Coggins closed his eyes wearily. ‘I came up here to discuss having the children you have gathered in the parking lot – probably more than a hundred of them – to discuss bringing them inside before it begins to rain.’
‘Yeah, well we don’t want to talk about that, Leroy,’ Breedlove said. He grabbed him by the collar and jerked him forward. ‘We want to talk about the fact that these kids shouldn’t be doing what they’re doing in the first place.’
‘Thunderstorms are predicted,’ Coggins said quietly.
‘Who gives a shit?’ Daniels asked with a laugh.
‘Yeah,’ Breedlove said. ‘You know what this whole thing is, Leroy? It’s a passing fad.’ He grinned maliciously. ‘Like the hula hoop. It’ll be gone in no time, and everything will be back just the way it was.’
Breedlove and Daniels laughed together for a moment, then stopped suddenly.
‘Stop putti
ng them kids in the streets, Leroy,’ Breedlove said icily. ‘Everybody’s had enough of that shit.’

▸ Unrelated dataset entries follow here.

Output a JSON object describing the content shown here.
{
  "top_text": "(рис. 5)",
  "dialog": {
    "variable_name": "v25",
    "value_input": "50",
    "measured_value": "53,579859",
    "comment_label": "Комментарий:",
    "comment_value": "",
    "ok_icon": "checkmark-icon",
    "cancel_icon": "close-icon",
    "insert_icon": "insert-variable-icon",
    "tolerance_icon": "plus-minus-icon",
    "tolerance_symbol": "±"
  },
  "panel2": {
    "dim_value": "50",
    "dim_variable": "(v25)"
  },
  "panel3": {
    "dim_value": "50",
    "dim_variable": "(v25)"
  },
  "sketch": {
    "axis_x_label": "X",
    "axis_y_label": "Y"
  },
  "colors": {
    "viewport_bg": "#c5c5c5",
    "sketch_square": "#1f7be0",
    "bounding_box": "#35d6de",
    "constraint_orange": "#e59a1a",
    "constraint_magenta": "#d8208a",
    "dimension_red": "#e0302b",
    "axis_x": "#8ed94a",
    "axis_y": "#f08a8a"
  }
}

Coggins eyes slid over toward Breedlove. ‘Were VD tests conducted on the girls who were arrested yesterday?’
Breedlove and Daniels exchanged cheerful glances.
‘Well, what if they were?’ Breedlove asked.
Coggins eyes narrowed mockingly. ‘Did you do that, Mr Breedlove? Did you check those little girls out?’
Breedlove’s hand flew up and struck Coggins hard on the side of the face. Coggins’ head snapped to the left, and Breedlove hit him again, this time with his fist.
‘Charlie, stop it!’ Daniels cried.
Breedlove drew back his fist. His face was trembling wildly as he held Coggins by the throat, his fingers digging into his neck.
‘You better stop me, Harry,’ he cried. ‘You better stop me before I kill this nigger shit!’
‘Ease off now,’ Daniels said, almost soothingly. ‘Ease off, Charlie.’
Ben moved forward quickly and gripped Breedlove’s shoulder. ‘Let go, Charlie,’ he said.
Breedlove turned toward him and smiled thinly. ‘You just saved this nigger’s life, Ben,’ he said. He pulled his hand from Coggins’ throat. ‘You ought to get some sort of award.’
Coggins gasped loudly and massaged his throat. ‘You can’t get away with this shit!’ he said angrily.
Breedlove glared at him. ‘You ain’t took over everything yet, Leroy,’ he said grimly.
Daniels swept his arm over Breedlove’s shoulder and tugged him away. ‘Let’s go have a drink, Charlie,’ he said. He looked at Ben and winked. ‘You don’t mind cleaning this nigger up, do you, Ben?’
Ben stared silently at Coggins until Daniels and Breedlove were safely out the door.
‘You going to “clean me up” now?’ Coggins asked sarcastically after they had disappeared.
‘I’m going to try to keep you alive,’ Ben told him. ‘But you’re not making it very easy for me.’
‘I’m ready to die,’ Coggins said. ‘There’s not one person in all these jails that’s not ready to die.’